Voilà maintenant deux mois que nous vivons au rythme d'une saga juridico-politico-médiatique qui brouille de façon inattendue les idées que nous nous faisons des rapports intimes et traditionnellement considérés comme privés entre femmes et hommes et qui, une fois étalés sur la place publique, nous forcent à en repenser les liens.

Les médias du monde entier ne se sont pas trompés en relayant à l'envi des informations plus ou moins inédites d'un évènement historique où le sexe, l'argent, le pouvoir se disputent aux règles élémentaires de moralité et de démocratie!

Il y a, à n'en pas douter, dans le traitement politique des rapports entre les sexes, un avant et un après qui a conduit à ce que le fait divers DSK devienne l'affaire DSK!

Jusqu'ici, si les affaires de moeurs ont toujours existé, la règle explicite du fonctionnement de la démocratie a été de les renvoyer au domaine privé. Ainsi, une des revendications féministes, tant dans les années 1900 que 1970 a été d'abolir cette dichotomie entre le public et le privé pour permettre aux femmes de participer pleinement à la vie politique.

Que ce soit les féministes maternalistes, qui ont fait entrer une grande partie des fonctions de maternage autrefois gratuites et privées comme un élément essentiel de la construction de l'État providence, ou les féministes de l'égalité qui ont fait aligner les droits civiques et civils des femmes sur ceux des hommes, toutes ont mis au coeur des revendications féministes, une transformation de ce qui est considéré comme personnel et privé en politique et public. C'est le sens du slogan féministe des années 70, le privé est politique!

Plus particulièrement, le respect du corps des femmes, de leur consentement à entrer ou non dans une relation sexuelle sont désormais une des bases des États de droit. C'est même grâce à cette conception féministe et humanitaire du droit que la plaignante new-yorkaise a obtenu son visa de réfugiée politique aux États-Unis. Il importe certes pour la justice américaine de savoir si elle a «utilisé» délibérément le système (par exemple en «inventant» l'histoire du viol collectif pour justifier sa demande de visa).

Car ce qui lui permet aujourd'hui d'être un sujet de droit est exactement à l'inverse de ce qui a conduit une militante socialiste de longue date à taire sa propre relation avec DSK et à faire taire sa fille pendant 10 ans!
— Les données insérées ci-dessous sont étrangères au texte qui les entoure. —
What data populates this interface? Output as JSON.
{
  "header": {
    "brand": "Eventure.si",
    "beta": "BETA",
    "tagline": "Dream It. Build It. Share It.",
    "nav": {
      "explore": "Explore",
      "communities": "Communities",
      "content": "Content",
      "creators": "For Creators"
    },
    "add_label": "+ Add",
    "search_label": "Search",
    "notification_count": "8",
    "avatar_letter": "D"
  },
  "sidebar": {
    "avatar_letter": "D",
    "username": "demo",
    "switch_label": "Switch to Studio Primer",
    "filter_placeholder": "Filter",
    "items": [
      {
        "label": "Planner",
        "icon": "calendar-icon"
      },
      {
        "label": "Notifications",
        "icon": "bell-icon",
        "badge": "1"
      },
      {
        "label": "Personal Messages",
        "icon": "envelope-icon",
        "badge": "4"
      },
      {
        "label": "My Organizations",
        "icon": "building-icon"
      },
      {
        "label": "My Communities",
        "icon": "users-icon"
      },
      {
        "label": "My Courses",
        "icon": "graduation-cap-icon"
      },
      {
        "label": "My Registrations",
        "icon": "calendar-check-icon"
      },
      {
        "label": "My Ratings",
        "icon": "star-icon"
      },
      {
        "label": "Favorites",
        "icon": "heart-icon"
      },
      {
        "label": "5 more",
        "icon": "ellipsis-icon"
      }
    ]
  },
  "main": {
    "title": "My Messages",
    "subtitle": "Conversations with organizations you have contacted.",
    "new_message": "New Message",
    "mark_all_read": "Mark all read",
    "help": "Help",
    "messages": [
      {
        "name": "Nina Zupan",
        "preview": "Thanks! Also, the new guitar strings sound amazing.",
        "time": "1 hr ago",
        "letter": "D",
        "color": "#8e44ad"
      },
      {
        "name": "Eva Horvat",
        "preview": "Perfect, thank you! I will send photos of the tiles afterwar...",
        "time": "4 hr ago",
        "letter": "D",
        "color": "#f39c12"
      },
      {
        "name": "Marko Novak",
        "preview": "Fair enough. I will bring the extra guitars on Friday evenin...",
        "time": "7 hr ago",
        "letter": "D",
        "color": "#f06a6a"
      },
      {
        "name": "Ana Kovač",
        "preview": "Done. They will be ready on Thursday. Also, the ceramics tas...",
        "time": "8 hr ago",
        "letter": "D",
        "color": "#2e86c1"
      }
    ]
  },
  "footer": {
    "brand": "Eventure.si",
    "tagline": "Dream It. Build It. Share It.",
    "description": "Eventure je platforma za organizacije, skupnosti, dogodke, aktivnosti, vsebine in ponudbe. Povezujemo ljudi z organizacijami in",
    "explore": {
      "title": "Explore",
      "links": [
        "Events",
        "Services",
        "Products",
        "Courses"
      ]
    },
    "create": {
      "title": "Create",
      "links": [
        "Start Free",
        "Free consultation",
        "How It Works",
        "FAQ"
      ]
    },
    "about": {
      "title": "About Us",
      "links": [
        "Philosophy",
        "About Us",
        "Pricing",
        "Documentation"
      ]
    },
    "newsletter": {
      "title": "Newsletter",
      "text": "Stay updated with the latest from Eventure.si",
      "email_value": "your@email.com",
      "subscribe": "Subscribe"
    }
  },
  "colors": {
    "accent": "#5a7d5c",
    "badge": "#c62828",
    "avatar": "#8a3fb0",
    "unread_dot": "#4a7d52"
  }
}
Est-ce une différence fondamentale entre le droit américain et le droit français? Sans opposer un féminisme américain plus égalitaire à un féminisme français plus différentialiste pour expliquer «le retard» français à intégrer la violence faite aux femmes dans sa jurisprudence, je vois une différence dans les mentalités et dans l'histoire des féminismes dans les deux pays.

Toutefois, l'affaire DSK aura eu le mérite d'accélérer une prise de conscience salutaire en France. Ce droit de cuissage que se réservaient certains hommes (de pouvoir) sur des femmes (nécessairement subalternes) qui, il y a 10 ans seulement, paraissait être l'apanage sacré du pouvoir, est aujourd'hui l'objet de dénonciations publiques (presque) unanimes.

Une de ses principales répercussions politiques aura été de changer le cours de la campagne présidentielle en France, puisque DSK apparaissait comme un adversaire de taille face à Nicolas Sarkozy dans les sondages; et de bouleverser l'agenda du FMI, en le privant de son directeur général!

Ainsi, ce à quoi on assiste aujourd'hui, c'est à la disparition officielle du machisme ordinaire! Ce que cette affaire met en scène de façon spectaculaire, ce sont la plaignante new-yorkaise et deux femmes françaises (la mère et sa fille) qui ont décidé de mettre leur vie intime sur la place publique pour signifier au monde entier que la violence sexuelle ne fait plus partie du jeu entre les hommes et les femmes.